While the Chinese economy has prospered with per capita income increasing by almost 60 folds over the past 40 years since the commencement of reforms and opening-up in 1978, income disparities among different regions have also become more stark. International experience suggests that such disparities can give rise to socio-political tensions and affect long-term growth.
From being “equally poor” in 1978, different geographical regions of China have drifted further and further apart in per capita income in the past decades as shown in the figure below. This is also corroborated by time series data on Gini coefficient which increased from 0.16 percent in 1978 to 0.47 percent in 2017. Per-capita income of the cities along the coastal areas grew faster than other provinces as economic activities gravitated towards those dynamic growth areas. The chart shows that diverging per-capita incomes between the coastal provinces and other parts of the country, which became notable by the second decade of the reform period in 1998, continued to persist by 2017. In 2017, per capita income in Gansu, a province in the Northwest was 84 times higher than in 1978 but per capita incomes in Beijing and Shanghai were over four times higher than that in Gansu.
What Are the Underlying Factors?
First, geographical location plays a significant role. Lower income provinces are typically located in land-lock areas and share borders with low-income neighboring economies. Many of them are even situated in mountainous or desert areas, which are not conducive for urbanization and manufacturing activities. Furthermore, it is costly to develop infrastructure and increase their connectivity to other regions. Coastal cities, on the other hand, are suitable for urbanization and infrastructure development, including sea ports, and close to much richer neighboring countries, hence having more exposure to manufacturing and trade. For example, the southeastern coastal provinces such as Guangdong, Fujian, Zhejiang, and Jiangsu, have become manufacturing hubs, benefiting from China’s opening-up to international trade as well as the rapid growth in national incomes.
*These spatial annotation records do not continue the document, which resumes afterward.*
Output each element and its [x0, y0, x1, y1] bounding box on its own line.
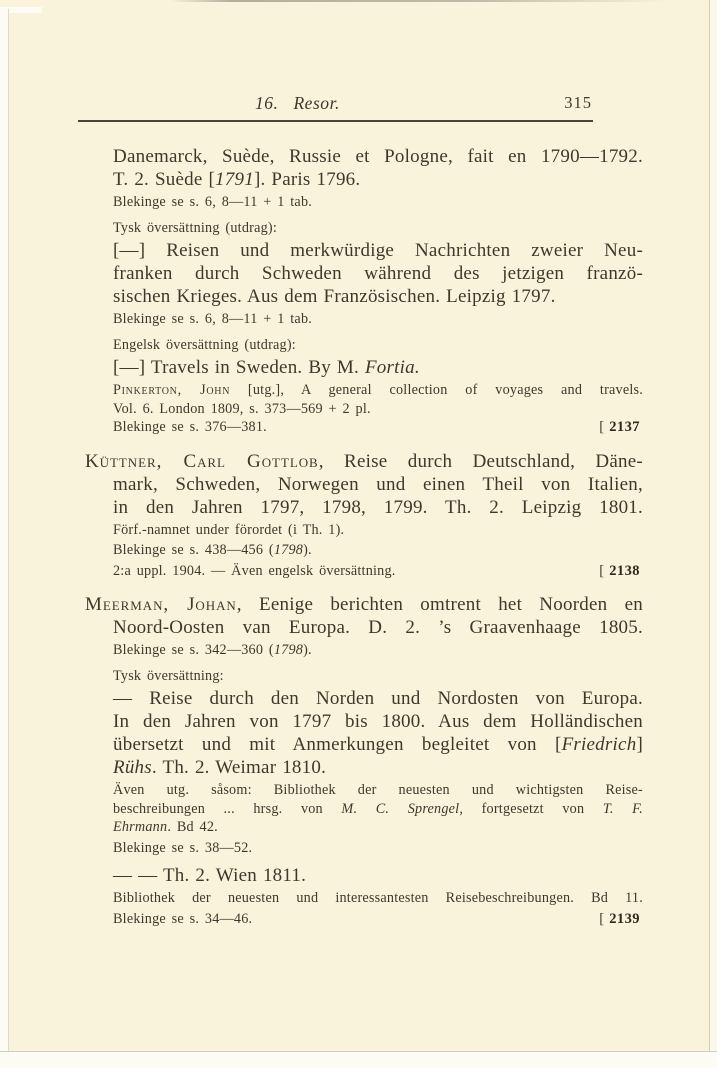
note-aven-utg: [85, 781, 643, 837]
text-segment: [—] Reisen und merkwürdige Nachrichten zweier Neu-: [113, 240, 643, 261]
text-segment: Blekinge se s. 38—52.: [113, 839, 253, 856]
text-line: [113, 418, 643, 437]
section-title: Resor.: [293, 93, 340, 113]
page-edge-bottom: [0, 1051, 717, 1068]
italic-text: 1798: [273, 542, 304, 558]
text-segment: Blekinge se s. 438—456 (: [113, 542, 274, 558]
text-segment: [utg.], A general collection of voyages and travels.: [230, 382, 644, 398]
text-line: [113, 562, 643, 581]
italic-text: M. C. Sprengel: [341, 800, 460, 817]
text-segment: , Reise durch Deutschland, Däne-: [318, 450, 643, 472]
reference-bracket: [: [599, 419, 605, 435]
text-segment: . Th. 2. Weimar 1810.: [151, 757, 327, 778]
text-line: [113, 910, 643, 929]
text-segment: 2:a uppl. 1904. — Även engelsk översättning.: [113, 562, 396, 579]
entry-reference-number: [599, 562, 640, 581]
note-blekinge-5: [85, 839, 643, 858]
entry-reference-number: [599, 418, 640, 437]
note-blekinge-3: [85, 541, 643, 560]
text-line: [113, 687, 643, 710]
note-blekinge-6: [85, 910, 643, 929]
text-line: [113, 641, 643, 660]
reference-bracket: [: [599, 562, 605, 579]
reference-bracket: [: [599, 910, 605, 927]
text-segment: Blekinge se s. 342—360 (: [113, 642, 274, 658]
text-line: [113, 336, 643, 355]
label-engelsk-oversattning-utdrag: [85, 336, 643, 355]
text-line: [113, 756, 643, 779]
text-line: [85, 450, 643, 473]
text-line: [113, 818, 643, 837]
text-line: [113, 733, 643, 756]
text-line: [113, 285, 643, 308]
entry-english-translation-travels: [85, 356, 643, 379]
note-blekinge-2: [85, 310, 643, 329]
author-name: Meerman, Johan: [85, 594, 237, 615]
text-segment: Tysk översättning (utdrag):: [113, 219, 277, 236]
label-tysk-oversattning-utdrag: [85, 219, 643, 238]
text-segment: mark, Schweden, Norwegen und einen Theil von Italien,: [113, 473, 643, 495]
italic-text: Fortia.: [364, 357, 420, 378]
text-line: [113, 381, 643, 400]
page-number: 315: [564, 93, 592, 112]
text-line: [113, 800, 643, 819]
text-line: [113, 168, 643, 191]
text-segment: beschreibungen ... hrsg. von: [113, 800, 342, 817]
text-line: [113, 262, 643, 285]
italic-text: Rühs: [113, 757, 152, 778]
text-segment: Blekinge se s. 6, 8—11 + 1 tab.: [113, 194, 313, 210]
text-line: [113, 239, 643, 262]
page-edge-right-margin: [710, 0, 717, 1051]
note-forf-namnet: [85, 521, 643, 540]
text-segment: Blekinge se s. 376—381.: [113, 419, 267, 435]
note-blekinge-4: [85, 641, 643, 660]
section-heading: [255, 93, 340, 114]
page-edge-top: [170, 0, 670, 2]
text-segment: Noord-Oosten van Europa. D. 2. ’s Graavenhaage 1805.: [113, 617, 643, 638]
text-segment: [—] Travels in Sweden. By M.: [113, 357, 365, 378]
text-line: [85, 593, 643, 616]
text-line: [113, 839, 643, 858]
reference-number: 2138: [609, 562, 640, 579]
text-segment: Även utg. såsom: Bibliothek der neuesten und wichtigsten Reise-: [113, 782, 643, 798]
text-segment: ]. Paris 1796.: [253, 169, 361, 190]
author-name: Küttner, Carl Gottlob: [85, 450, 319, 472]
italic-text: Friedrich: [561, 734, 637, 755]
text-line: [113, 193, 643, 212]
entry-wien-1811: [85, 864, 643, 887]
entry-reference-number: [599, 910, 640, 929]
text-segment: Förf.-namnet under förordet (i Th. 1).: [113, 521, 345, 538]
text-segment: — — Th. 2. Wien 1811.: [113, 865, 307, 886]
italic-text: Ehrmann: [113, 819, 168, 835]
text-segment: franken durch Schweden während des jetzigen franzö-: [113, 263, 643, 284]
running-header: [0, 93, 717, 117]
text-line: [113, 219, 643, 238]
text-segment: in den Jahren 1797, 1798, 1799. Th. 2. Leipzig 1801.: [113, 496, 643, 518]
italic-text: 1798: [273, 642, 304, 658]
text-line: [113, 889, 643, 908]
text-segment: Engelsk översättning (utdrag):: [113, 336, 296, 353]
text-segment: . Bd 42.: [167, 819, 218, 835]
text-line: [113, 400, 643, 419]
text-segment: , fortgesetzt von: [459, 800, 603, 817]
note-bibliothek: [85, 889, 643, 908]
text-line: [113, 541, 643, 560]
author-name: Pinkerton, John: [113, 382, 231, 398]
section-number: 16.: [255, 93, 279, 113]
text-segment: übersetzt und mit Anmerkungen begleitet von [: [113, 734, 562, 755]
text-line: [113, 710, 643, 733]
text-segment: Blekinge se s. 6, 8—11 + 1 tab.: [113, 311, 313, 327]
text-segment: T. 2. Suède [: [113, 169, 216, 190]
entry-german-translation-reisen: [85, 239, 643, 308]
text-segment: ).: [303, 642, 312, 658]
text-segment: sischen Krieges. Aus dem Französischen. Leipzig 1797.: [113, 286, 556, 307]
text-line: [113, 616, 643, 639]
text-line: [113, 310, 643, 329]
italic-text: 1791: [215, 169, 254, 190]
text-segment: ]: [636, 734, 643, 755]
text-segment: Bibliothek der neuesten und interessantesten Reisebeschreibungen. Bd 11.: [113, 890, 643, 906]
text-line: [113, 864, 643, 887]
text-segment: ).: [303, 542, 312, 558]
text-line: [113, 145, 643, 168]
note-blekinge-1: [85, 193, 643, 212]
bibliography-text: [85, 145, 643, 928]
note-uppl-1904: [85, 562, 643, 581]
text-line: [113, 473, 643, 496]
header-rule: [78, 120, 593, 122]
text-segment: Vol. 6. London 1809, s. 373—569 + 2 pl.: [113, 400, 371, 417]
text-line: [113, 781, 643, 800]
italic-text: T. F.: [602, 800, 643, 817]
entry-meerman: [85, 593, 643, 639]
text-line: [113, 521, 643, 540]
text-segment: — Reise durch den Norden und Nordosten von Europa.: [113, 688, 643, 709]
text-segment: Tysk översättning:: [113, 667, 224, 684]
text-line: [113, 496, 643, 519]
reference-number: 2137: [609, 419, 640, 435]
label-tysk-oversattning: [85, 667, 643, 686]
text-line: [113, 667, 643, 686]
text-segment: Danemarck, Suède, Russie et Pologne, fait en 1790—1792.: [113, 146, 643, 167]
text-segment: Blekinge se s. 34—46.: [113, 910, 253, 927]
entry-tail-danemarck: [85, 145, 643, 191]
note-pinkerton: [85, 381, 643, 437]
page-edge-left: [0, 9, 9, 1068]
text-segment: , Eenige berichten omtrent het Noorden en: [236, 594, 643, 615]
entry-kuttner: [85, 450, 643, 519]
reference-number: 2139: [609, 910, 640, 927]
text-segment: In den Jahren von 1797 bis 1800. Aus dem Holländischen: [113, 711, 643, 732]
text-line: [113, 356, 643, 379]
entry-german-translation-meerman: [85, 687, 643, 779]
Second, the role of local governments in leveraging geographical advantages has also been important. While the central government has been strategic in enabling the populous coastal areas to develop quickly to lift up the country’s overall development, local officials in the coastal areas have also been very driven in attracting foreign direct investment, and facilitating the establishment of local enterprises that process manufactured goods and re-export them.
Third, once regional disparities start to develop, further divergent paths tend to kick in. As coastal areas boomed, and special economic zones set up within these provinces spurred their development even further, more and more skilled and unskilled workers and entrepreneurs would gravitate towards these areas in search of opportunities. On the other hand, sluggish business environments and subdued tax revenues in the inner provinces mean local governments have had less financial resources and perhaps also less motivation to address related challenges ranging from persistently-unprofitable state owned enterprises and widening deficits in pension systems.
Strengthening Policy Efforts to Narrow the Gap
The Chinese government has been mindful of the need to support less-developed regions with continued policy efforts. For example, the Strategy of Development of the West Regions announced in 2000, together with the Strategy of Revitalization of the Northeast and the Strategy of Development of Central China both released in 2004, attempted to collectively open up more opportunities for poorer provinces to catch up. The central government has been investing heavily in transportation infrastructure, especially railway and expressway, to link the inner provinces with the richer coaster provinces. It has also intentionally reduced the amount of fiscal transfers to richer provinces and increased allocations to poorer provinces, especially those with larger populations, heavier social responsibilities, or weaker financial conditions.
The key challenge ahead is to develop a nation-wide social security program that ensures a minimum standard of living and provides basic social services for people in the poorer regions. Policies aimed at facilitating growth catch-up have been helpful and should be continued. However, it is unlikely for these poorer areas to fully catch up as the coastal areas will continue to advance more rapidly. Labor migration from the laggard areas to richer cities will also continue alongside increasing urbanization. As a result, policies should focus on making sure that people who remain in the less developed areas enjoy a certain minimum standard of living through a comprehensive social security system. In particular, they should have access to good healthcare services and obtain better support from stronger social safety nets. Better education is also important to help young people in these regions have better job opportunities.
Regional disparities can pose a significant concern on socio-economic stability, hence, policymakers should strengthen their efforts to enhance inclusive growth across the country.